Monday, September 12, 2011

Admitting Defeat

I went in for my consult today with the surgery center.  Oddly enough, my goal these last couple of weeks was not to lose weight.  And guess what happened?  I lost almost 10 pounds to be back to 233.

Pete and I went to the center together because he had an appointment almost the same time.  He went in and talked to his doctor and came out.  She asked me if I wanted to skip the process and just consult with her right after the nurse today.  I told her that I'd follow the procedures and she said she was looking forward to seeing me soon.

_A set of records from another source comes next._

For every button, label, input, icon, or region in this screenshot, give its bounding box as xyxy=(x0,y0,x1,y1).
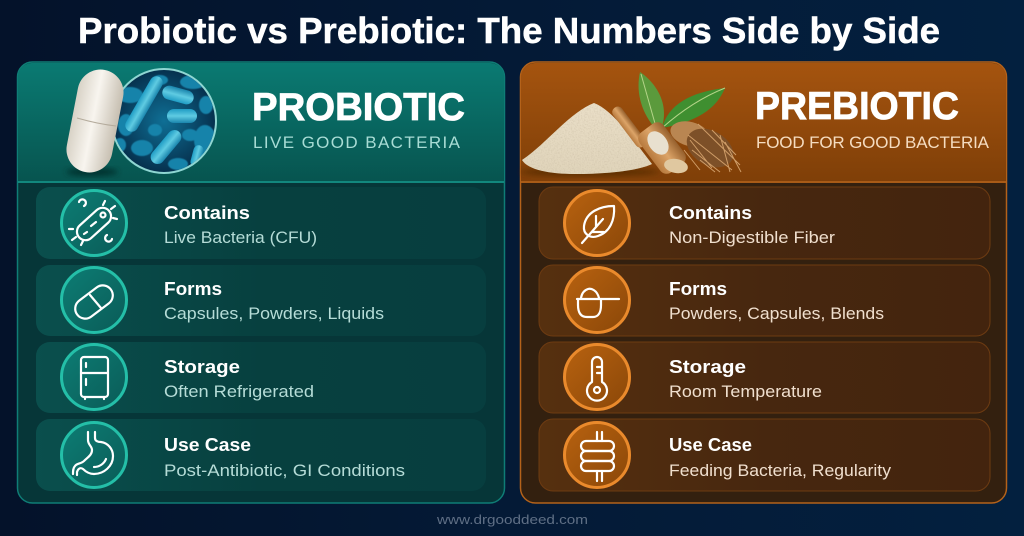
row: contains xyxy=(36,187,486,259)
panel background xyxy=(520,62,1006,503)
value: Capsules, Powders, Liquids xyxy=(164,304,384,323)
row: use case xyxy=(36,419,486,491)
label: Forms xyxy=(164,279,222,299)
footer: website: www.drgooddeed.com xyxy=(436,512,588,527)
label: Forms xyxy=(669,279,727,299)
label: Use Case xyxy=(164,435,251,455)
panel: prebiotic xyxy=(520,62,1006,503)
value: Feeding Bacteria, Regularity xyxy=(669,461,892,480)
icon: measuring scoop xyxy=(564,268,630,332)
row: forms xyxy=(539,265,990,336)
illustration: leaves xyxy=(639,72,725,128)
value: Live Bacteria (CFU) xyxy=(164,228,317,247)
illustration: bacteria magnified in a circle xyxy=(112,69,216,173)
icon: capsule xyxy=(62,268,126,332)
panel header band xyxy=(521,63,1006,182)
illustration: root xyxy=(668,117,741,175)
row: storage xyxy=(36,342,486,413)
icon: intestines xyxy=(564,422,630,488)
value: Powders, Capsules, Blends xyxy=(669,304,884,323)
subheading: FOOD FOR GOOD BACTERIA xyxy=(756,133,990,152)
heading: PROBIOTIC xyxy=(252,86,465,129)
panel background xyxy=(18,62,504,503)
value: Often Refrigerated xyxy=(164,382,314,401)
value: Non-Digestible Fiber xyxy=(669,228,835,247)
row: use case xyxy=(539,419,990,491)
title: Probiotic vs Prebiotic: The Numbers Side by Side xyxy=(78,10,940,51)
illustration: powder pile xyxy=(520,103,660,176)
subheading: LIVE GOOD BACTERIA xyxy=(253,133,461,152)
value: Room Temperature xyxy=(669,382,822,401)
icon: leaf xyxy=(564,190,630,256)
label: Storage xyxy=(669,357,746,377)
row: storage xyxy=(539,342,990,413)
panel: probiotic xyxy=(18,62,504,503)
illustration: wooden scoop xyxy=(610,105,689,177)
row: contains xyxy=(539,187,990,259)
icon: thermometer xyxy=(564,344,630,410)
icon: stomach xyxy=(62,422,126,488)
icon: bacterium xyxy=(62,190,126,256)
label: Use Case xyxy=(669,435,752,455)
icon: refrigerator xyxy=(62,344,126,410)
row: forms xyxy=(36,265,486,336)
heading: PREBIOTIC xyxy=(755,85,959,128)
panel header band xyxy=(18,63,504,182)
label: Storage xyxy=(164,357,240,377)
label: Contains xyxy=(164,203,250,223)
illustration: capsule xyxy=(63,66,127,176)
value: Post-Antibiotic, GI Conditions xyxy=(164,461,405,480)
label: Contains xyxy=(669,203,752,223)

I went back when my name was called.  I had already spent time filling out my health history and documenting all the attempts to lose weight and writing a letter about why I wanted to do this.  First they take you picture, then they weigh and measure you.  I tried hard not to look at the numbers because my fear was that I wouldn't qualify.  We went into the exam room and started talking about my medical history, my current medical state and all that I've been doing.

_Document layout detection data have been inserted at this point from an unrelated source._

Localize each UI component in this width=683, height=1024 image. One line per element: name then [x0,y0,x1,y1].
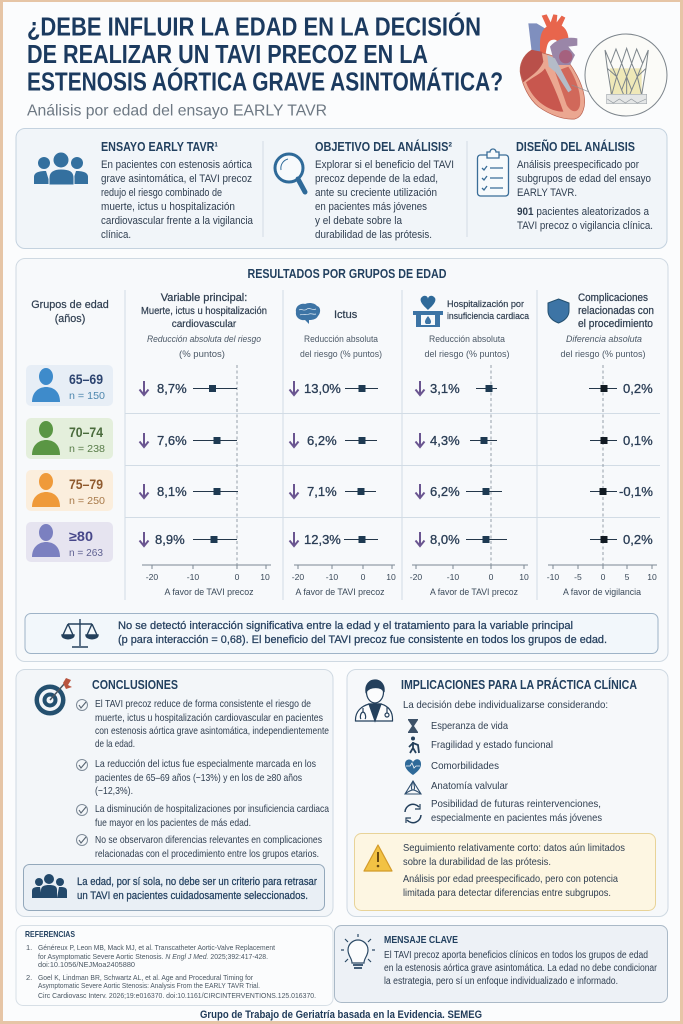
panel: references: 2. [26,973,32,982]
column header: heart failure hospitalization: Hospitalización por [447,299,524,310]
panel: references: doi:10.1056/NEJMoa2405880 [38,960,135,969]
forest plot: primary endpoint: A favor de TAVI precoz [164,587,254,597]
list item: life expectancy: Esperanza de vida [431,721,508,732]
forest plot: heart failure: -10 [447,572,459,582]
forest plot: complications: 0,2% [623,381,653,396]
icon: doctor [355,680,393,721]
forest plot: complications: A favor de vigilancia [563,587,642,597]
icon: magnifying glass [275,154,305,192]
forest plot: stroke: 6,2% [307,433,337,448]
panel: conclusions [16,670,333,916]
text: lead-in: La decisión debe individualizarse considerando: [403,700,608,711]
icon: valve anatomy [405,781,421,794]
text: diseño: subgrupos de edad del ensayo [517,173,651,185]
panel: references: Généreux P, Leon MB, Mack MJ, et al. Transcatheter Aortic-Valve Replacement [38,943,276,952]
conclusion list: La reducción del ictus fue especialmente marcada en los [95,759,316,770]
icon: scales [62,619,98,647]
forest plot: complications: 5 [625,572,630,582]
icon: patients group [34,152,88,185]
forest plot: heart failure: 3,1% [430,381,460,396]
heading: results: RESULTADOS POR GRUPOS DE EDAD [248,267,446,281]
forest plot: complications [547,365,657,597]
icon: clipboard checklist [478,149,508,196]
text: objetivo: ante su creciente utilización [315,187,437,199]
column header: stroke: Reducción absoluta [304,334,379,345]
callout: interaction [25,614,658,654]
warning box: sobre la durabilidad de las prótesis. [403,857,551,868]
title: ¿DEBE INFLUIR LA EDAD EN LA DECISIÓN [27,12,481,42]
forest plot: primary endpoint: 10 [260,572,270,582]
list item: reinterventions: especialmente en pacientes más jóvenes [431,813,602,824]
age card: 70–74 [26,418,113,459]
icon: target [34,678,72,716]
footer: Grupo de Trabajo de Geriatría basada en la Evidencia. SEMEG [200,1009,482,1021]
text: ensayo: clínica. [101,229,131,241]
text: ensayo: grave asintomática, el TAVI precoz [101,173,252,185]
callout: age not a criterion: La edad, por sí sola, no debe ser un criterio para retrasar [77,876,317,888]
icon: cycle arrows [405,804,421,823]
panel: intro [16,128,667,248]
column header: heart failure hospitalization [413,296,530,360]
text: objetivo: OBJETIVO DEL ANÁLISIS² [315,139,452,154]
column header: stroke: del riesgo (% puntos) [300,349,382,360]
text: ensayo: En pacientes con estenosis aórtica [101,159,252,171]
icon: hospital with heart [413,296,443,327]
forest plot: primary endpoint [140,365,271,597]
column header: age groups [31,299,109,325]
column header: procedure complications: Diferencia absoluta [566,334,642,345]
column header: primary endpoint [141,292,267,360]
forest plot: heart failure: 4,3% [430,433,460,448]
age card: ≥80: ≥80 [69,529,93,544]
age card: ≥80 [26,522,113,562]
conclusion list: La disminución de hospitalizaciones por insuficiencia cardiaca [95,804,329,815]
panel: references: REFERENCIAS [25,929,75,939]
forest plot: primary endpoint: 7,6% [157,433,187,448]
conclusion list: de la edad. [95,739,135,750]
forest plot: stroke: A favor de TAVI precoz [296,587,385,597]
panel: key message [334,926,668,1002]
warning box: Seguimiento relativamente corto: datos aún limitados [403,843,625,854]
column header: stroke [296,303,382,360]
forest plot: heart failure [410,365,529,597]
illustration: TAVI valve [585,34,667,116]
column header: heart failure hospitalization: del riesgo (% puntos) [424,349,510,360]
text: diseño: DISEÑO DEL ANÁLISIS [516,139,635,154]
forest plot: stroke: 0 [361,572,366,582]
conclusion list: fue mayor en los pacientes de más edad. [95,818,251,829]
forest plot: complications: -10 [547,572,559,582]
text: objetivo: precoz depende de la edad, [315,173,438,185]
conclusion list: pacientes de 65–69 años (−13%) y en los de ≥80 años [95,773,302,784]
age card: 75–79: n = 250 [69,496,105,507]
warning box [354,834,656,910]
forest plot: stroke: 12,3% [304,532,341,547]
list item: valve anatomy: Anatomía valvular [431,781,509,792]
panel: references: 1. [26,943,32,952]
title: ESTENOSIS AÓRTICA GRAVE ASINTOMÁTICA? [27,66,503,96]
forest plot: stroke: -10 [326,572,338,582]
column header: heart failure hospitalization: Reducción absoluta [429,334,506,345]
forest plot: primary endpoint: -20 [146,572,158,582]
panel: references: Circ Cardiovasc Interv. 2026;19:e016370. doi:10.1161/CIRCINTERVENTIONS.125.016370. [38,991,316,1000]
forest plot: stroke: 13,0% [304,381,341,396]
conclusion list: (−12,3%). [95,786,133,797]
panel: references: for Asymptomatic Severe Aortic Stenosis. N Engl J Med. 2025;392:417-428. [38,952,268,961]
panel: results [16,258,668,662]
conclusion list: con estenosis aórtica grave asintomática, independientemente [95,726,329,737]
icon: shield [548,299,569,323]
column header: procedure complications: Complicaciones [578,292,648,304]
age card: 70–74: 70–74 [69,425,103,440]
column header: procedure complications: el procedimiento [578,318,653,330]
forest plot: complications: 0 [601,572,606,582]
column header: procedure complications [548,292,654,360]
column header: age groups: Grupos de edad [31,299,109,311]
icon: light bulb [341,934,375,968]
callout: age not a criterion [24,864,324,910]
text: objetivo: durabilidad de las prótesis. [315,229,432,241]
panel: references: Asymptomatic Severe Aortic Stenosis: Analysis From the EARLY TAVR Trial. [38,981,260,990]
icon: warning triangle [364,845,392,871]
column header: heart failure hospitalization: insuficiencia cardiaca [447,311,530,322]
age card: ≥80: n = 263 [69,548,103,559]
callout: age not a criterion: un TAVI en pacientes cuidadosamente seleccionados. [77,890,308,902]
forest plot: heart failure: 6,2% [430,484,460,499]
illustration: heart [520,14,597,119]
conclusion list: muerte, ictus u hospitalización cardiovascular en pacientes [95,713,323,724]
text: ensayo: ENSAYO EARLY TAVR¹ [101,140,218,154]
forest plot: stroke [290,381,396,597]
text: diseño: TAVI precoz o vigilancia clínica. [517,220,653,232]
age card: 65–69: 65–69 [69,372,103,387]
list item: reinterventions [431,799,602,824]
column header: primary endpoint: (% puntos) [179,349,225,360]
text: ensayo [101,140,253,241]
text: objetivo: en pacientes más jóvenes [315,201,428,213]
forest plot: stroke: 10 [386,572,396,582]
icon: walker [409,736,419,753]
column header: procedure complications: relacionadas con [578,305,654,317]
age card: 65–69: n = 150 [69,391,105,402]
forest plot: heart failure: 0 [489,572,494,582]
text: ensayo: redujo el riesgo combinado de [101,187,222,199]
list item: reinterventions: Posibilidad de futuras reintervenciones, [431,799,601,810]
warning box: Análisis por edad preespecificado, pero con potencia [403,874,618,885]
title: DE REALIZAR UN TAVI PRECOZ EN LA [27,39,428,69]
title [27,12,503,96]
forest plot: complications: -0,1% [619,484,653,499]
text: ensayo: muerte, ictus u hospitalización [101,201,235,213]
age card: 65–69 [26,365,113,406]
column header: procedure complications: del riesgo (% puntos) [560,349,646,360]
column header: primary endpoint: cardiovascular [172,319,237,330]
panel: key message: El TAVI precoz aporta beneficios clínicos en todos los grupos de edad [384,950,648,961]
text: diseño: Análisis preespecificado por [517,159,639,171]
conclusion list: El TAVI precoz reduce de forma consistente el riesgo de [95,699,311,710]
forest plot: primary endpoint: 0 [235,572,240,582]
forest plot: stroke: -20 [292,572,304,582]
column header: stroke: Ictus [334,309,358,321]
column header: primary endpoint: Muerte, ictus u hospitalización [141,306,267,317]
forest plot: stroke: 7,1% [307,484,337,499]
conclusion list: No se observaron diferencias relevantes en complicaciones [95,835,322,846]
text: objetivo [315,139,454,241]
icon: hourglass [408,719,418,733]
forest plot: heart failure: A favor de TAVI precoz [430,587,518,597]
panel: key message: la estrategia, pero sí un enfoque individualizado e informado. [384,976,618,987]
subtitle: Análisis por edad del ensayo EARLY TAVR [27,102,327,120]
panel: clinical implications [347,670,668,916]
icon: heart with pulse [405,759,421,775]
forest plot: primary endpoint: 8,1% [157,484,187,499]
age card: 70–74: n = 238 [69,444,105,455]
panel: references: Goel K, Lindman BR, Schwartz AL, et al. Age and Procedural Timing for [38,973,253,982]
list item: frailty: Fragilidad y estado funcional [431,740,553,751]
panel: references [16,926,333,1006]
forest plot: complications: 0,2% [623,532,653,547]
icon: brain [296,303,320,324]
text: diseño: EARLY TAVR. [517,187,577,199]
column header: age groups: (años) [55,313,85,325]
age card: 75–79: 75–79 [69,477,103,492]
text: diseño [516,139,653,232]
column header: primary endpoint: Reducción absoluta del riesgo [147,334,261,345]
callout: interaction: (p para interacción = 0,68). El beneficio del TAVI precoz fue consistente en todos los grupos de edad. [118,634,607,646]
conclusion list: relacionadas con el procedimiento entre los grupos etarios. [95,849,319,860]
age card: 75–79 [26,470,113,511]
forest plot: complications: 10 [647,572,657,582]
text: diseño: 901 pacientes aleatorizados a [517,206,649,218]
forest plot: complications: -5 [574,572,582,582]
warning box: limitada para detectar diferencias entre subgrupos. [403,888,611,899]
forest plot: primary endpoint: 8,9% [155,532,185,547]
text: objetivo: Explorar si el beneficio del TAVI [315,159,454,171]
text: objetivo: y el debate sobre la [315,215,402,227]
callout: interaction: No se detectó interacción significativa entre la edad y el tratamiento para la variable principal [118,620,573,632]
forest plot: heart failure: 8,0% [430,532,460,547]
text: ensayo: cardiovascular frente a la vigilancia [101,215,253,227]
forest plot: primary endpoint: 8,7% [157,381,187,396]
heading: conclusions: CONCLUSIONES [92,678,178,692]
forest plot: heart failure: 10 [519,572,529,582]
conclusion list [76,699,329,860]
column header: primary endpoint: Variable principal: [161,292,247,304]
heading: implications: IMPLICACIONES PARA LA PRÁCTICA CLÍNICA [401,677,637,692]
icon: people [32,874,67,898]
list item: comorbidities: Comorbilidades [431,761,499,772]
forest plot: primary endpoint: -10 [187,572,199,582]
forest plot: heart failure: -20 [410,572,422,582]
panel: key message: MENSAJE CLAVE [384,935,458,946]
forest plot: complications: 0,1% [623,433,653,448]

Her first concern was that my TMJ would pose an issue with me being able to chew sufficiently.  Post surgery you have to chew everything to applesauce consistency.  It's not that I can't chew, it's that my jaw sometimes tires more easily.  So she suggested that I spend some time practicing this in the next few weeks, saying that I'd actually have to have a consult with the doctor to approve me based on that.

Then she said it.  I don't qualify for insurance purposes.  I kept my face clear of emotion, while inside my heart started beating faster.  She does think that I have sleep apnea and if I do, then she said that insurance would pay for the surgery.  So she sent me off with a few things to do:  1. Ask my doctor to order a sleep study to see if I have sleep apnea.  2. Ask my doctor for a different medication for my TMJ as I won't be able to take NSAIDs post op (should I qualify) 3. Practice chewing each thing at least 20 times.  Once I've accomplished those things she said I should make a consult appointment with the doctor to get approval for the surgery.

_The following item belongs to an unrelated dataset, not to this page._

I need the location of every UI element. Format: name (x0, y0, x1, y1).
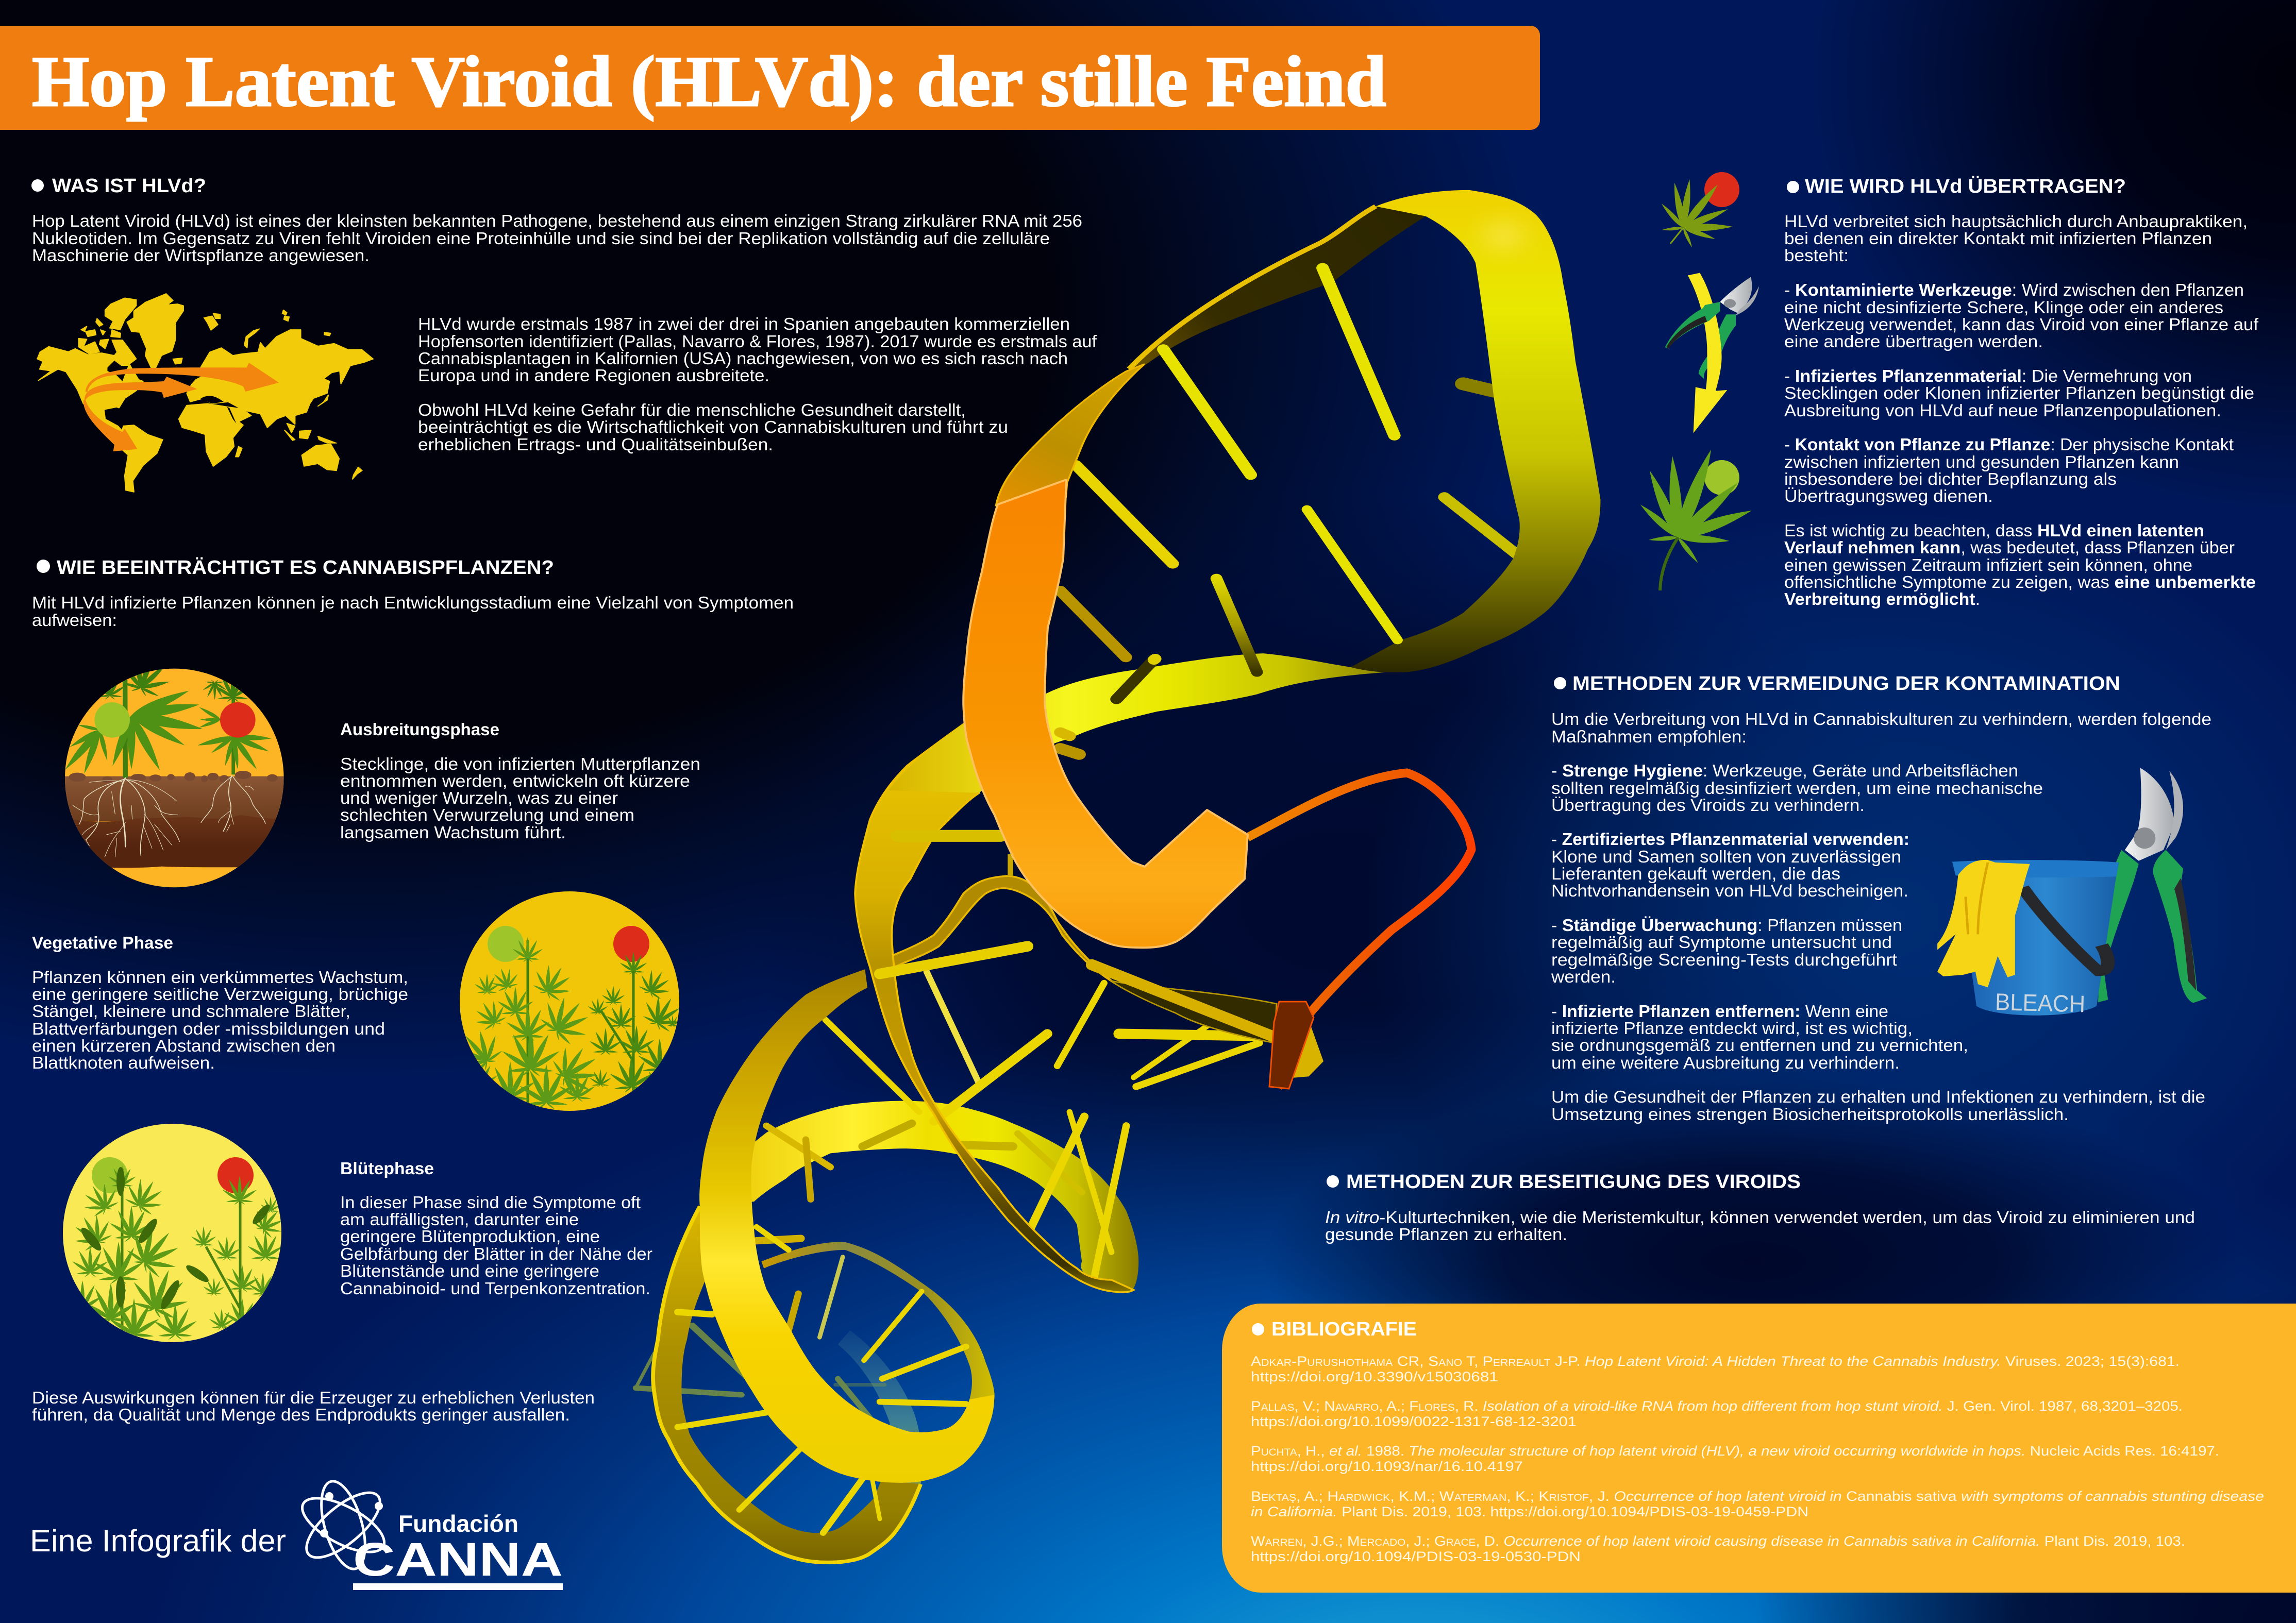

I walked out of the office with a smile on my face and Pete started asking me questions.  I was talking slow and low on the way back to the car because I'm a pretty private person.  Once in the car I lost it.  I feel so defeated.  I feel like I tried the healthy way to lose this weight for the last two years and had some limited success.  However, that success meant that I don't qualify for my insurance provider to help me achieve it all.  This was my fear that I talked about a few weeks ago.  And it came true.  And I feel defeated.  Utterly defeated.

1 comment:

  1. Please don't feel defeated. You still have options that she gave you, do the sleep study and see what happens. Do not beat yourself up over this. Keep your chin up, everything will work out the way it is supposed to.